Using 10-fold cross validation to properly assess our misclassification error rate.

set.seed(1)
kfold_idxs <- sample(x = 1:10, replace = TRUE, size = length(resp))

miss_tr <- numeric(0)
miss_te <- numeric(0)
for(i in 1:10){
  train <- which(kfold_idxs != i)
  test <- -train
  fit <- naive_bayes(newX[train,], resp[train])

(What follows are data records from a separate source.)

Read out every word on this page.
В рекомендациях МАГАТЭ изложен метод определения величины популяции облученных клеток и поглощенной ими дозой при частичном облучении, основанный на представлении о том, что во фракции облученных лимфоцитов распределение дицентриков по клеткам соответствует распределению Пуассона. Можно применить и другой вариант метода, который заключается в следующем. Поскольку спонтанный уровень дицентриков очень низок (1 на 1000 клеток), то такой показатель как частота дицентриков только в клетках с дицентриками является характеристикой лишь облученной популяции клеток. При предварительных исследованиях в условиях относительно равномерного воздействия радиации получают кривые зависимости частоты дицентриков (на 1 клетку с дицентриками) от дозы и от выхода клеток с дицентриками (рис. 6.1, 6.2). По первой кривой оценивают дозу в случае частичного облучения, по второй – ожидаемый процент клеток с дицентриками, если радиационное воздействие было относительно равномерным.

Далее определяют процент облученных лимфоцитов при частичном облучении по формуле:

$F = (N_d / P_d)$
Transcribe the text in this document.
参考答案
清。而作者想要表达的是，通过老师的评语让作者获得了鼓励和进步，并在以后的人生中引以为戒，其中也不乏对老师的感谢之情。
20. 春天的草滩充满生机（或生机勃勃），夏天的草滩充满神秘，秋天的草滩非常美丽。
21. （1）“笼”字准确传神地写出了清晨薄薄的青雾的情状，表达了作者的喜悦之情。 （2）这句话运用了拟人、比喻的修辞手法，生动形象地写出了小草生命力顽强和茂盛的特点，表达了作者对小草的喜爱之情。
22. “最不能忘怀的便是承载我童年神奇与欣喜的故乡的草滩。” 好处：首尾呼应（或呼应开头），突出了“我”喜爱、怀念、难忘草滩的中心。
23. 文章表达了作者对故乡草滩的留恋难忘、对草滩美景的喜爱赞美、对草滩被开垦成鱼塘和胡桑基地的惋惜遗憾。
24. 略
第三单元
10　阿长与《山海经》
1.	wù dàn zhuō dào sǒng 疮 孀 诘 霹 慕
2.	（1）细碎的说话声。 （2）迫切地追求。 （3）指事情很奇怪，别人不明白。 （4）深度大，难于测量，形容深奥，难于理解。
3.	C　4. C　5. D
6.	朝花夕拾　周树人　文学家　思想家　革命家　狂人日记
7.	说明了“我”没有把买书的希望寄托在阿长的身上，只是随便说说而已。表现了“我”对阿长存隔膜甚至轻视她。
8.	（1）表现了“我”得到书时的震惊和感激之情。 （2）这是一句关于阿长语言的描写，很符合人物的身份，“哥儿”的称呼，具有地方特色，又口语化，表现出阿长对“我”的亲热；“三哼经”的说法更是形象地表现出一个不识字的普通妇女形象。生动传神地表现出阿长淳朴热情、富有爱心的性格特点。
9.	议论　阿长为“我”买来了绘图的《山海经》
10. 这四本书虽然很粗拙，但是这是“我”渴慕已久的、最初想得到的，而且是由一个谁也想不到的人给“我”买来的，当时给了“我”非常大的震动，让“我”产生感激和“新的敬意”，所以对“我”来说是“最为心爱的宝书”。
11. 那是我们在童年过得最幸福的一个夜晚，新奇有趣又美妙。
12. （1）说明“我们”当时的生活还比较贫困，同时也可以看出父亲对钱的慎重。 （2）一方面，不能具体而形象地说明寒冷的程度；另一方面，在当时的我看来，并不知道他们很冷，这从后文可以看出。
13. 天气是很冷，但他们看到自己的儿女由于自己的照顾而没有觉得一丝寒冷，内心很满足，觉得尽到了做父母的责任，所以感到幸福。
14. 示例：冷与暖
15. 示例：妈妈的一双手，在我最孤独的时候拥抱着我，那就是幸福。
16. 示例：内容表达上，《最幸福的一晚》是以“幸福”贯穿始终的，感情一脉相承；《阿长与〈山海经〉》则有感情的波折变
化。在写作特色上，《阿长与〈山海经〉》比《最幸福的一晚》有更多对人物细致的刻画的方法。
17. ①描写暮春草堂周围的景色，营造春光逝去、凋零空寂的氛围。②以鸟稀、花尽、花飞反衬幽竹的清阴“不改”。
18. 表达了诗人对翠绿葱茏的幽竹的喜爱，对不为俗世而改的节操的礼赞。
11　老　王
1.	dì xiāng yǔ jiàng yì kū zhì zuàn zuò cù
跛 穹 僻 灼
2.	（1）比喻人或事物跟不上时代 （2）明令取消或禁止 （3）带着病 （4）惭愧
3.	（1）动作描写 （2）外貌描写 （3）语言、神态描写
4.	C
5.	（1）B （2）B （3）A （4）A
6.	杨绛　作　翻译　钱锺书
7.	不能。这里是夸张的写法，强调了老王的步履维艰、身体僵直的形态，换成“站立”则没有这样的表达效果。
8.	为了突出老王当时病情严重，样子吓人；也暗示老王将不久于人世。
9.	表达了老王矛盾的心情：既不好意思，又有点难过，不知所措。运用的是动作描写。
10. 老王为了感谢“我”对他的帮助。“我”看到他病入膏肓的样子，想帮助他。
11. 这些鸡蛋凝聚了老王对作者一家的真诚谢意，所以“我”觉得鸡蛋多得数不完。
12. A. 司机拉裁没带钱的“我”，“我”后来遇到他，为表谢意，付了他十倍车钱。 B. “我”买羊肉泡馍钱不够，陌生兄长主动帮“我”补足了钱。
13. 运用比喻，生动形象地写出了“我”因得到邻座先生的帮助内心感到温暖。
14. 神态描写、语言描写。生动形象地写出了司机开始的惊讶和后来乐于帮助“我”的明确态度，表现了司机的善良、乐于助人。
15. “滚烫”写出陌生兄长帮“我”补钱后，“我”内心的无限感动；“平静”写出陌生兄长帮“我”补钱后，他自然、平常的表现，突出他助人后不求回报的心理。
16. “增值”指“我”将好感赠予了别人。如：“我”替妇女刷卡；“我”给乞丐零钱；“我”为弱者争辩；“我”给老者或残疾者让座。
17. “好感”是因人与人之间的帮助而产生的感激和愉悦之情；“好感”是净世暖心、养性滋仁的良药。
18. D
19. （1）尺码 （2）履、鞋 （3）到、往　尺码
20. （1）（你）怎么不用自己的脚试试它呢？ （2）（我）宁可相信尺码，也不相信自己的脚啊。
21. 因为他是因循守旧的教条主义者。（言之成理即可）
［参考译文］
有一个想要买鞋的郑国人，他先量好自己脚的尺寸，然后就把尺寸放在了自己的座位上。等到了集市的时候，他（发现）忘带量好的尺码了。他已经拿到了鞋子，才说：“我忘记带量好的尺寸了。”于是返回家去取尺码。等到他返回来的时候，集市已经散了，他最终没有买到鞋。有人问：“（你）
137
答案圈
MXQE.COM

  #Calculating current fold training missclass rate
  miss_tr <- c(miss_tr, fit$mis)
  
  #Calculating test misclass
  posteriors <- list()
  X_test <- newX[test,]
  for(i in 1:nrow(X_test)){
    posteriors[[i]] <- compute_classifier(fit$ccp, fit$prp, unlist(X_test[i,]))
  }
  
  # Grabbing classification of row which is index - 1 (0 or 1) of the larger probability
  preds <- factor(lapply(posteriors, FUN=function(obs){return(which.max(obs) - 1)}) %>% as.vector(), levels =levels(resp))
  
  # Storing test misclassification error rate
  miss_te <- c(miss_te, sum(resp[test] != preds)/length(resp[test]))
}

3.3.1 CV Boxplot

# Plotting our error
ggplot() + 
  geom_boxplot(mapping=aes(x = c(rep("Train",10),rep("Test",10)),
                           y = c(miss_tr,miss_te),
                           col = c(rep("Train",10),rep("Test",10))), show.legend = FALSE) +
  labs(x="Partition of Data",
       y="Measurement",
       title="Train and Test Error Rate Using 10-Fold CV",
       subtitle=paste("Avg Train Error: ",
                      round(mean(miss_tr, na.rm = TRUE),3),
                      " | Avg Test Error: ",
                      round(mean(miss_te, na.rm = TRUE),3), sep="")) + 
  annotate(geom = "text", x = "Train", y = median(miss_tr, na.rm = TRUE),
           label=round(median(miss_tr, na.rm = TRUE), 3)) + 
  annotate(geom = "text", x = "Test", y = median(miss_te, na.rm = TRUE),
           label=round(median(miss_te, na.rm = TRUE), 3))

4 Results

According to the boxplot above, our average misclassification test error was 0.052 with a median of 0.054. Though these metrics are lower than that of our training metrics, the training metrics have much tighter bounds. By cross-validating our results we achieve a better assessment of how well our classifier is doing. Overall, using a total of 170 Features our classifier achieves a success rate of about 94.80% being able to correctly categorize spam emails 95/100 times!